The Lost Battles book captures in a realistic and profound way the level of intrigue and rivalry which gave rise to the social milieu within which both Leonardo and Michelangelo had to curry favour in order to work at all and the acute strains which developed between each artist as they sought to outmanoeuvre the other. In fact, it is interesting to note despite our own expressed ‘level field’ attitude to modern competitive commissions that such forces are all too evidently at work in the Arts today.

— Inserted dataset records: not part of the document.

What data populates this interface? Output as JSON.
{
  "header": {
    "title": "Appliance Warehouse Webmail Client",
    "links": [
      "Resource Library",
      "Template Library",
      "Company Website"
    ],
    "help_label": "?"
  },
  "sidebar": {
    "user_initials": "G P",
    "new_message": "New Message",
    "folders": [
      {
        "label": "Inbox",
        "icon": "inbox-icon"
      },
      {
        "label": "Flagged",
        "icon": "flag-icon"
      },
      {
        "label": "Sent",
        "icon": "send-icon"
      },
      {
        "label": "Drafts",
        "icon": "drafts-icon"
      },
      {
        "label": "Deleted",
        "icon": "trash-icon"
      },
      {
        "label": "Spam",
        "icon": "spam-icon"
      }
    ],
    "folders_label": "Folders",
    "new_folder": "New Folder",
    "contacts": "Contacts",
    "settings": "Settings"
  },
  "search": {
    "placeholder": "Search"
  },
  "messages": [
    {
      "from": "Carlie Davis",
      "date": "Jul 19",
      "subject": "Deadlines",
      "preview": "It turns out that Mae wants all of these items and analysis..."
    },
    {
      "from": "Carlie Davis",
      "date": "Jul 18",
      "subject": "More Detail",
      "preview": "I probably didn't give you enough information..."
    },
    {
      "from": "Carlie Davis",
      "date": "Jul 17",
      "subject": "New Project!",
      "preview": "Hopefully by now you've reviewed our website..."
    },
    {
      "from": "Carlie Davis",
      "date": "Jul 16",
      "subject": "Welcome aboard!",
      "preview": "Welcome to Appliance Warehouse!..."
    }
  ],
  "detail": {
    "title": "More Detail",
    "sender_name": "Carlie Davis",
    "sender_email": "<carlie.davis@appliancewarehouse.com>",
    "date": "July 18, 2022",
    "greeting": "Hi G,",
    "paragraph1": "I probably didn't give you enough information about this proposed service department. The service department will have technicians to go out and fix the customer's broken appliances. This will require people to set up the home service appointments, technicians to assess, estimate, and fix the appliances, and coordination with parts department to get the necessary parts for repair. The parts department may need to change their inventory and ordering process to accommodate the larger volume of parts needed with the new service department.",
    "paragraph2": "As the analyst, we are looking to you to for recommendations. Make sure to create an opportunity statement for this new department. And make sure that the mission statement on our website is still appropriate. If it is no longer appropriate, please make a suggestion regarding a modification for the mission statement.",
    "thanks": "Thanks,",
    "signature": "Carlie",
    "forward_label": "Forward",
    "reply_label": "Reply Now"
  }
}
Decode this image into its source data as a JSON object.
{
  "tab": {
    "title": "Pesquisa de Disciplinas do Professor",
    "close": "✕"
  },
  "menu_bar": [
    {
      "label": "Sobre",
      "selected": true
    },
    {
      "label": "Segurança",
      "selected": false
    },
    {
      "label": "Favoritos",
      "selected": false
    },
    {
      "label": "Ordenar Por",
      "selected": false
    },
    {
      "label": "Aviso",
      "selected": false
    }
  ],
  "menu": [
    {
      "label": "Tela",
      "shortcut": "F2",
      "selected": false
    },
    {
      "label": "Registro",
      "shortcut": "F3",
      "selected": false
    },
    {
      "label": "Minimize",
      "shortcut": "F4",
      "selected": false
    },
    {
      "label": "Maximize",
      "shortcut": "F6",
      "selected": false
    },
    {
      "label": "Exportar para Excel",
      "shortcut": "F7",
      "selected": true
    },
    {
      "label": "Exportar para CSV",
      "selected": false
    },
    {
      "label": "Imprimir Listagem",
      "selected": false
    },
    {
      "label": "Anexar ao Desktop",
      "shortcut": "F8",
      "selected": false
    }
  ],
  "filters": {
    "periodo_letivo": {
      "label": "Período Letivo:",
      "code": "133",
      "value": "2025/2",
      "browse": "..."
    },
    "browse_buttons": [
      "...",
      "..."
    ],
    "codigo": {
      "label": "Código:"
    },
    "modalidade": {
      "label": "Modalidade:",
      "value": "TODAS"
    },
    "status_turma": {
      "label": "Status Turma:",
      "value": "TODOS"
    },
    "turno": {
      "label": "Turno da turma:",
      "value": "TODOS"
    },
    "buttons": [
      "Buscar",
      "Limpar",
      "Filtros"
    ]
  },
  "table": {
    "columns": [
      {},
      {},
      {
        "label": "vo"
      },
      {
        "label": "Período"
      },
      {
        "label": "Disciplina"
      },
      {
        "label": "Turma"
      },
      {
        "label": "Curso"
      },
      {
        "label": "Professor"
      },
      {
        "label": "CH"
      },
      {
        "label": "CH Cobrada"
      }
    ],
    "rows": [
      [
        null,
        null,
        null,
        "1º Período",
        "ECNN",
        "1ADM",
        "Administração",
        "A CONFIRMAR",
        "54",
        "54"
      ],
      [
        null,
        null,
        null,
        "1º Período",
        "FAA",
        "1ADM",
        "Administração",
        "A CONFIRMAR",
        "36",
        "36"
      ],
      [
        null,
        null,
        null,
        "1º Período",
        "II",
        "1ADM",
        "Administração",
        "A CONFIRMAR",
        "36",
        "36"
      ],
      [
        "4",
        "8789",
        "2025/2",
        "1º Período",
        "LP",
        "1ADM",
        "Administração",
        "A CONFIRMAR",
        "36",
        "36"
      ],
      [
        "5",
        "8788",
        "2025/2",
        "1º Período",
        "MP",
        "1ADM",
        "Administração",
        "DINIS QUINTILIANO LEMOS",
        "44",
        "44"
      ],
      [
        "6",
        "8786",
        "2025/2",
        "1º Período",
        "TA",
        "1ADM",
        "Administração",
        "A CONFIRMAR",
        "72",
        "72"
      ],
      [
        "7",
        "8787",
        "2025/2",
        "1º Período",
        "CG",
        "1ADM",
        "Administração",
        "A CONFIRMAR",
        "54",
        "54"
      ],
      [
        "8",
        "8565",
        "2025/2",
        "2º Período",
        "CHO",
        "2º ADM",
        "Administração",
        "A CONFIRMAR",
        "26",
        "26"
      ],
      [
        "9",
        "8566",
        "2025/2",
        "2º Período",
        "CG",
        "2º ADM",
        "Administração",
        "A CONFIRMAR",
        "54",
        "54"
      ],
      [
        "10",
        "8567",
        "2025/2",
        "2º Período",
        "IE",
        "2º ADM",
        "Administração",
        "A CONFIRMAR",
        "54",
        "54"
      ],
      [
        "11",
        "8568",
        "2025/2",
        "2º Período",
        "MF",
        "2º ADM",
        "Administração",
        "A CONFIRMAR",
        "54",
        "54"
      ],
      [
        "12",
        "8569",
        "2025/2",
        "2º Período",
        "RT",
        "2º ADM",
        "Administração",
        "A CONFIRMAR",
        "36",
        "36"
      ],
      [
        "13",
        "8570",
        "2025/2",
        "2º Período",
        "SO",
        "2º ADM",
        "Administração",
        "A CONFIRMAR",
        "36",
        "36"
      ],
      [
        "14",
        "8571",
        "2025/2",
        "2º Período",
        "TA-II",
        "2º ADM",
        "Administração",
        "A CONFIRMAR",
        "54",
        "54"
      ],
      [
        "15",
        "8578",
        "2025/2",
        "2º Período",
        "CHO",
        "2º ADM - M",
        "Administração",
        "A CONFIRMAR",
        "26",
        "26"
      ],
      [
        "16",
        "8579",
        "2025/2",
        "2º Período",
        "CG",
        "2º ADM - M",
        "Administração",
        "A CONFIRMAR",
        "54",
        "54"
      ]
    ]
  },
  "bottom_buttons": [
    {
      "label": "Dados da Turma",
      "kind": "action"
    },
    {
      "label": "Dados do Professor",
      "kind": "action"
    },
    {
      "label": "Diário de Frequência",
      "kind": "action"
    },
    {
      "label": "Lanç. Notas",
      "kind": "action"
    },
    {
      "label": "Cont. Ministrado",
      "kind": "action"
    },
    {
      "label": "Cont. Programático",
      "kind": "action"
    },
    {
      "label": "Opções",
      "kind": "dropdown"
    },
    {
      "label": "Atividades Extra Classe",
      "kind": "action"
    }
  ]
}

A final interesting aside to this historic perspective is the row, reported in the Irish Times of 4/12/2011, which has broken out among Italian Art experts over the decision to drill a hole through the great painting by Vasari which currently adorns the Great Hall of Florence but which it is thought may hide the lost painting of the Battle of Anghiari behind it. Once again in a small illustration that history repeats itself, the social, political and artist forces within and without the artistic establishment are at ‘war’ over this painting. For my own part, I feel that the artistic vision encapsulated within the sketches and reproductions should encourage us to reflect on the intensity of Leonardo’s vision rather than attempt to uncover small parts of a painting which even at the time of its execution was quickly falling into disrepair.

I would highly recommend Jonathan Jones fine book to anyone with a shred of interest in the forces which mould artistic endeavour and those great artists who give it tangible expression for the enjoyment of present and future generations.